L’ex-empereur du ballon rond sera auditionné par trois juges « indépendants. » Sepp Blatter et ses conseillers ont désigné comme arbitre le Suisse Patrick Lafranchi, avocat domicilié à Berne. La FIFA a, elle, jeté son dévolu sur l’expert canadien Andrew McDougall. Le président de ce panel sera le Néerlandais Manfred Peter Nan.
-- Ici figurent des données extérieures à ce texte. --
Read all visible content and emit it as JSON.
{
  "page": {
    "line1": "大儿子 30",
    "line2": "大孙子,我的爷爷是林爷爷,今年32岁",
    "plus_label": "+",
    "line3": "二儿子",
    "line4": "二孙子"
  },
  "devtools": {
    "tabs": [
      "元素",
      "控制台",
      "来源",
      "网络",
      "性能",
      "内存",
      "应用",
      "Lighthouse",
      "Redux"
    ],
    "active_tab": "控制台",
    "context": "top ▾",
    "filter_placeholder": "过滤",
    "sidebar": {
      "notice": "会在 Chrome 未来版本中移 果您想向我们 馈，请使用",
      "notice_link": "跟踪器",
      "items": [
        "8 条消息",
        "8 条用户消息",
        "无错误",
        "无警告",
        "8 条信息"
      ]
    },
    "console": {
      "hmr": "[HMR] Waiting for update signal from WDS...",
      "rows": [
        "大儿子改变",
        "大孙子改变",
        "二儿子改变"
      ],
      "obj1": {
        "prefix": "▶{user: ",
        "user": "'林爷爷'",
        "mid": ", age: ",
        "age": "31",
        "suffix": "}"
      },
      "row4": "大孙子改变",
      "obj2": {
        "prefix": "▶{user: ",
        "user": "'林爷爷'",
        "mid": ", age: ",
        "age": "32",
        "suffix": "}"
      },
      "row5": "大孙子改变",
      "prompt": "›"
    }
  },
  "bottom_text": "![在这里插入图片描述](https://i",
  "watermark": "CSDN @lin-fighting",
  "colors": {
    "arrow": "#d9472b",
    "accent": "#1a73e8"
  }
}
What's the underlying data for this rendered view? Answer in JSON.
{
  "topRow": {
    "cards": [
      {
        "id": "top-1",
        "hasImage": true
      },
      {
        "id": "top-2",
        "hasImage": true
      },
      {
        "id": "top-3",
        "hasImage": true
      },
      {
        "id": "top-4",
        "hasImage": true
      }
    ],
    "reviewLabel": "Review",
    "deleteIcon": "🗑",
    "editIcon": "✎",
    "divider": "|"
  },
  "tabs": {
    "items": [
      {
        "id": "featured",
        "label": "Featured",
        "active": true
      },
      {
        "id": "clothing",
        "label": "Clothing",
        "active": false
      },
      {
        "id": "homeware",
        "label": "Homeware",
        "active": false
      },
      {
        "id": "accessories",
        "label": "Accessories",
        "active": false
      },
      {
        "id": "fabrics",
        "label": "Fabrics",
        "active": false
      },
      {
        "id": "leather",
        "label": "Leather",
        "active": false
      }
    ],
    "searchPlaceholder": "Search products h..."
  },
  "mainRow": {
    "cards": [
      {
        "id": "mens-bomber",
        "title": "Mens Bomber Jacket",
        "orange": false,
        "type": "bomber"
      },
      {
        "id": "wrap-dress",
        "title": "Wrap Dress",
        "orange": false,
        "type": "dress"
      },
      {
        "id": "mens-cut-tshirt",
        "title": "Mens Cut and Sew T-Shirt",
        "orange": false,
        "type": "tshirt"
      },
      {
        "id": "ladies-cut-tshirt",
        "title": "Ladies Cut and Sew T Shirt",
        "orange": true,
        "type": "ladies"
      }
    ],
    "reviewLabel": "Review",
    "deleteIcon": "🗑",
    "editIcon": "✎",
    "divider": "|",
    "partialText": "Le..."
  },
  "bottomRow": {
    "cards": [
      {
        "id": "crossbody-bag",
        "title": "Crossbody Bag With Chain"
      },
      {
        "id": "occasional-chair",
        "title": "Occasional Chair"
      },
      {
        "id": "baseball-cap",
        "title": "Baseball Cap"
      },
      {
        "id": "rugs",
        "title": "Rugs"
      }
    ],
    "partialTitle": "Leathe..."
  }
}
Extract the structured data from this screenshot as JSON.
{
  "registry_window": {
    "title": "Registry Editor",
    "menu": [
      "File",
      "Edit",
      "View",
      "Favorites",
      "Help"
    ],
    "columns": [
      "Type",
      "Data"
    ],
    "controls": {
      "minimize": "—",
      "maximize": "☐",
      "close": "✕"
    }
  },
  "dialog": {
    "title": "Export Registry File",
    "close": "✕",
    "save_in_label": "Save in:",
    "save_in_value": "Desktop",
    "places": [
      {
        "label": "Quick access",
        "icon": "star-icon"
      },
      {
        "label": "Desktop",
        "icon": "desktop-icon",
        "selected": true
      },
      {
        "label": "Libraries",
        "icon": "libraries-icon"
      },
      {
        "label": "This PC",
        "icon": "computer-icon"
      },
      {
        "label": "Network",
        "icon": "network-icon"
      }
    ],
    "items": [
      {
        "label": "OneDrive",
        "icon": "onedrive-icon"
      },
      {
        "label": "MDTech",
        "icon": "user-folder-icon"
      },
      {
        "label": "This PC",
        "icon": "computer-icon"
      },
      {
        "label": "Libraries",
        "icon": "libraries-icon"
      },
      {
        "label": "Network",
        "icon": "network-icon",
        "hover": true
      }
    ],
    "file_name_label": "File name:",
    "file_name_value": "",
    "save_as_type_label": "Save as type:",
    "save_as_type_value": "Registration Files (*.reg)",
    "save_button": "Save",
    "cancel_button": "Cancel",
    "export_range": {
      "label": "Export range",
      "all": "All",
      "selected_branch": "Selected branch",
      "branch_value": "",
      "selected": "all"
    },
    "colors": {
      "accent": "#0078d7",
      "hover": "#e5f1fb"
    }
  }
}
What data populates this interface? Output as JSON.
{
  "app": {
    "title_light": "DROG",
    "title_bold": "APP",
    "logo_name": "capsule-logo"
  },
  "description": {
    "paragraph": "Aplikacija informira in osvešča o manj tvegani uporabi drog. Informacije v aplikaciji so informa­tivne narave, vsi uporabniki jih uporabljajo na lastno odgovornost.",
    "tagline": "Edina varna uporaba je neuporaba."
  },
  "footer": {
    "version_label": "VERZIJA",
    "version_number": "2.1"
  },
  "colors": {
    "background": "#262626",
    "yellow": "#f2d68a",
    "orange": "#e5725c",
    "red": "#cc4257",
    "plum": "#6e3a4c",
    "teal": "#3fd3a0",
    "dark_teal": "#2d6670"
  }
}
Alors qu’il rendra sa décision courant septembre, le TAS doit une nouvelle fois se pencher sur ladite affaire du versement des 2 millions de francs suisses. Le 24 septembre 2015, le parquet suisse avait ouvert une procédure pénale à l’encontre de Sepp Blatter pour ce versement « déloyal » effectué « prétendument » pour des travaux réalisés par Michel Platini lorsqu’il officiait (entre janvier 1999 et juin 2002) comme conseiller du président de la FIFA. Le 8 octobre 2015, le tandem avait été suspendu provisoirement quatre-vingt-dix jours par le comité d’éthique de l’instance faîtière du ballon rond.

Sepp Blatter et Michel Platini, le 29 mai 2015. | ARND WIEGMANN / REUTERS

A l’instar de son ancien dauphin, Sepp Blatter avait été révoqué, le 21 décembre 2015, pour huit ans pour « abus de position », « gestion déloyale » et « conflit d’intérêts » par le comité d’éthique en vertu de ce fameux versement de 2011 « sans base légale dans le contrat signé par les deux parties le 25 août 1999.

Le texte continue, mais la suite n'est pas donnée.